Everyone was happy that way. Sometimes Eddie would catch a sentimental tear as a customer left, beaming, weighted down and thoroughly contented with everything. People were good and comradely at heart, he’d tell himself, and he was lucky to be blessed with a role in life where he was allowed constant first-hand reminders of that truth. What he didn’t realise, of course, was that those same people were as emotionally jejune, grasping and craven as anyone else you might like to pick out of a crowd at random. However, even brief exposure to Eddie’s innocent and genuine joy of being alive was enough to strip back defences and allow in so much warmth that some had to be reflected back whence it came. Eddie profited from his own goodness in a way that only an unadulterated source of it could. Of course, it’s an off licence!

So, what had forced this daily pilgrimage? This was a man at home in the heart of his community. To remove him is a bad idea. Joe was concerned now, and all sorts of excessive scenarios fought for his attention.

But consider, he mused, that not everyone is as comfortable with undiluted bonhomie as I might be. Especially someone who is so utterly unfamiliar with an agendaless male with something I-dunno about his eyes. Who might work in such an establishment?

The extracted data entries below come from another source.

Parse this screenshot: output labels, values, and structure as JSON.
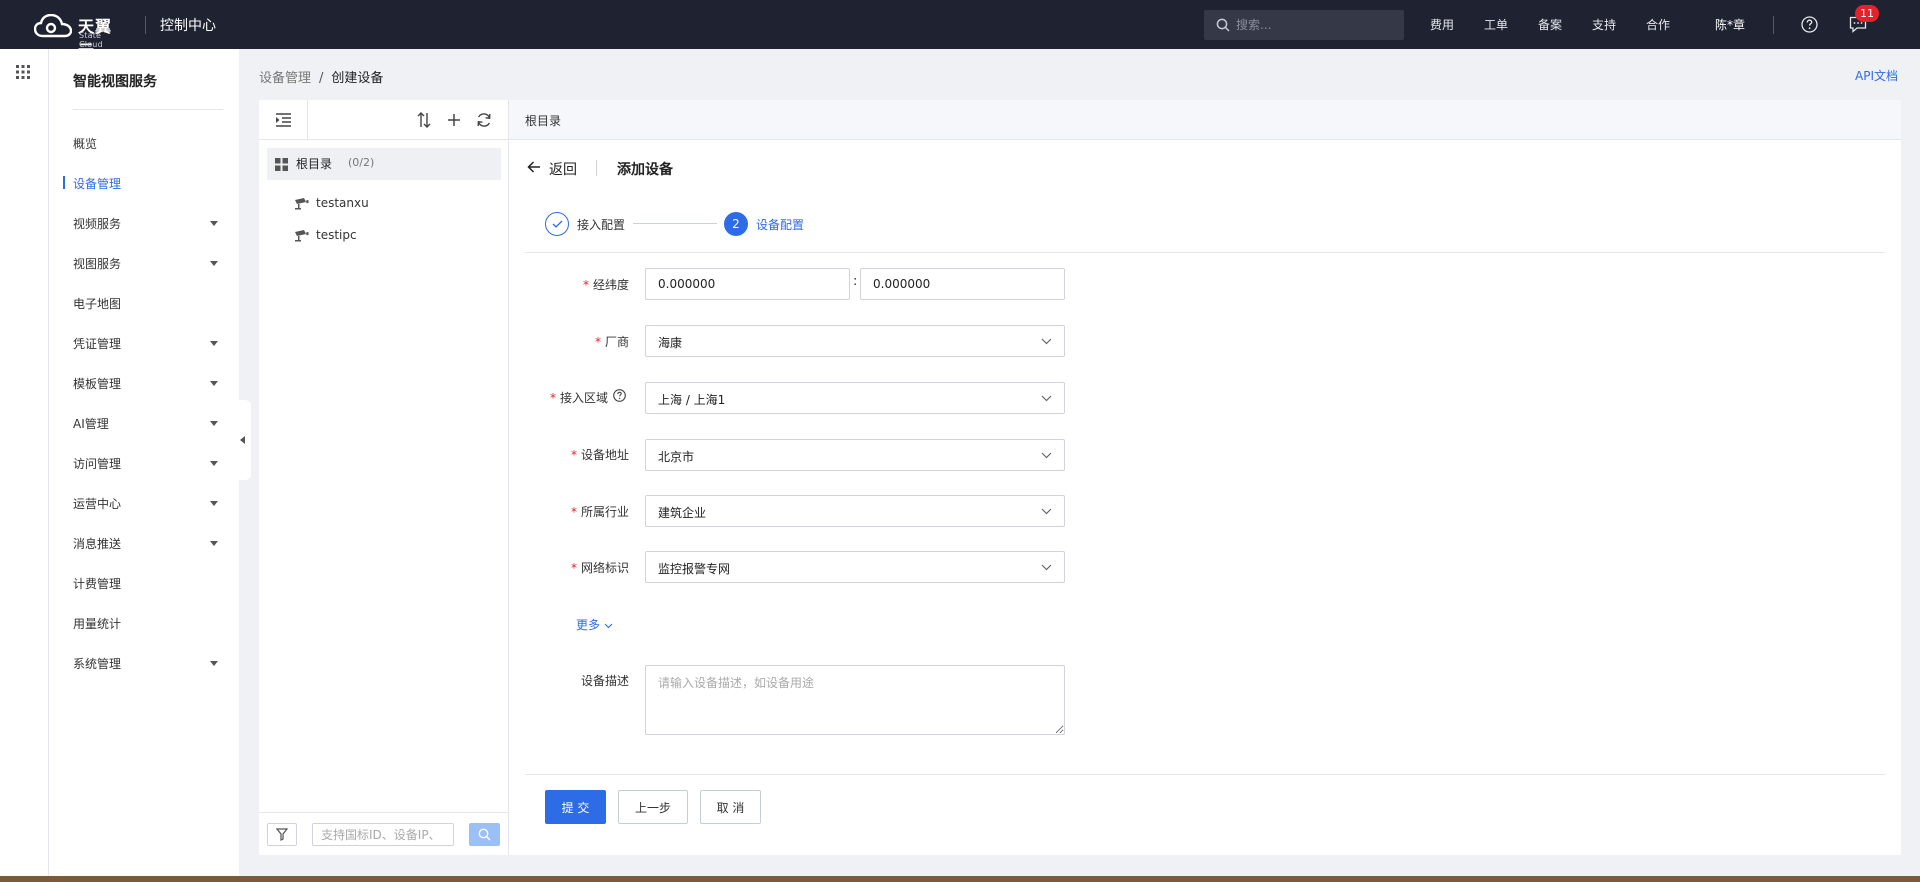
{
  "topbar": {
    "brand_name": "天翼云",
    "brand_sub": "State Cloud",
    "console_title": "控制中心",
    "search_placeholder": "搜索...",
    "nav": [
      "费用",
      "工单",
      "备案",
      "支持",
      "合作"
    ],
    "user_name": "陈*章",
    "message_count": "11"
  },
  "sidebar": {
    "title": "智能视图服务",
    "items": [
      {
        "label": "概览",
        "has_children": false,
        "active": false
      },
      {
        "label": "设备管理",
        "has_children": false,
        "active": true
      },
      {
        "label": "视频服务",
        "has_children": true,
        "active": false
      },
      {
        "label": "视图服务",
        "has_children": true,
        "active": false
      },
      {
        "label": "电子地图",
        "has_children": false,
        "active": false
      },
      {
        "label": "凭证管理",
        "has_children": true,
        "active": false
      },
      {
        "label": "模板管理",
        "has_children": true,
        "active": false
      },
      {
        "label": "AI管理",
        "has_children": true,
        "active": false
      },
      {
        "label": "访问管理",
        "has_children": true,
        "active": false
      },
      {
        "label": "运营中心",
        "has_children": true,
        "active": false
      },
      {
        "label": "消息推送",
        "has_children": true,
        "active": false
      },
      {
        "label": "计费管理",
        "has_children": false,
        "active": false
      },
      {
        "label": "用量统计",
        "has_children": false,
        "active": false
      },
      {
        "label": "系统管理",
        "has_children": true,
        "active": false
      }
    ]
  },
  "breadcrumb": {
    "parent": "设备管理",
    "separator": "/",
    "current": "创建设备"
  },
  "api_doc_link": "API文档",
  "tree": {
    "root_label": "根目录",
    "root_count": "(0/2)",
    "nodes": [
      "testanxu",
      "testipc"
    ],
    "search_placeholder": "支持国标ID、设备IP、"
  },
  "form": {
    "path_label": "根目录",
    "back_label": "返回",
    "title": "添加设备",
    "steps": [
      {
        "label": "接入配置",
        "status": "done"
      },
      {
        "label": "设备配置",
        "number": "2",
        "status": "active"
      }
    ],
    "fields": {
      "latlng": {
        "label": "经纬度",
        "required": true,
        "lng_value": "0.000000",
        "colon": ":",
        "lat_value": "0.000000"
      },
      "vendor": {
        "label": "厂商",
        "required": true,
        "value": "海康"
      },
      "region": {
        "label": "接入区域",
        "required": true,
        "value": "上海 / 上海1"
      },
      "address": {
        "label": "设备地址",
        "required": true,
        "value": "北京市"
      },
      "industry": {
        "label": "所属行业",
        "required": true,
        "value": "建筑企业"
      },
      "network": {
        "label": "网络标识",
        "required": true,
        "value": "监控报警专网"
      },
      "description": {
        "label": "设备描述",
        "required": false,
        "placeholder": "请输入设备描述，如设备用途"
      }
    },
    "more_label": "更多",
    "buttons": {
      "submit": "提 交",
      "prev": "上一步",
      "cancel": "取 消"
    }
  },
  "colors": {
    "topbar_bg": "#1f2230",
    "accent": "#2e6be6",
    "required": "#e5222b",
    "badge": "#e5222b"
  }
}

Eddie had paperwork to do, of course, and couldn’t be there every hour of the day or night (not that he had much of anything else to do, except the local, and he wasn’t a big drinker, even given his size and his line of business) so there had to be staff. Often young, often with an axe to grind, sometimes unwitting victims of the age, lacking mentors and guidance at home, invariably immature of heart and tragically unfamiliar with real human warmth and affection, too ready to judge on outward appearances and, vitally, easily led down the garden path by those more actively calculating. It’s not beyond the bounds of one’s imagination that such a person, or such people, might find work in a neighbourhood off licence. Imagine week after week of bouncing joie de vivre and unwanted, although innocent, attention. All packaged up in an Eddie that, to the socially squeamish, would probably appear distasteful to the point of vaguely threatening.

High turnover of staff was one thing, and raised eyebrows centrally. Repeated allegations of sexual harassment, although unproven, are another matter entirely. They tend to stick and there’s no smoke, certainly not that much of it, without fire. It was becoming difficult to recruit staff, especially from the local area, and Eddie had been transferred to the Finchley branch for ‘a fresh challenge’ with clear guidelines about his future conduct and the sort of effect it could have on his position. Talk about his conduct confused him, but these were corporate types and had their own brainy ways of saying things. He relished his fresh challenge, even if it was in Finchley and wouldn’t be anything like as convenient. Still, there’s always a chance to meet someone special on the journey – it’s probably given his social life the boost he was struggling to fathom.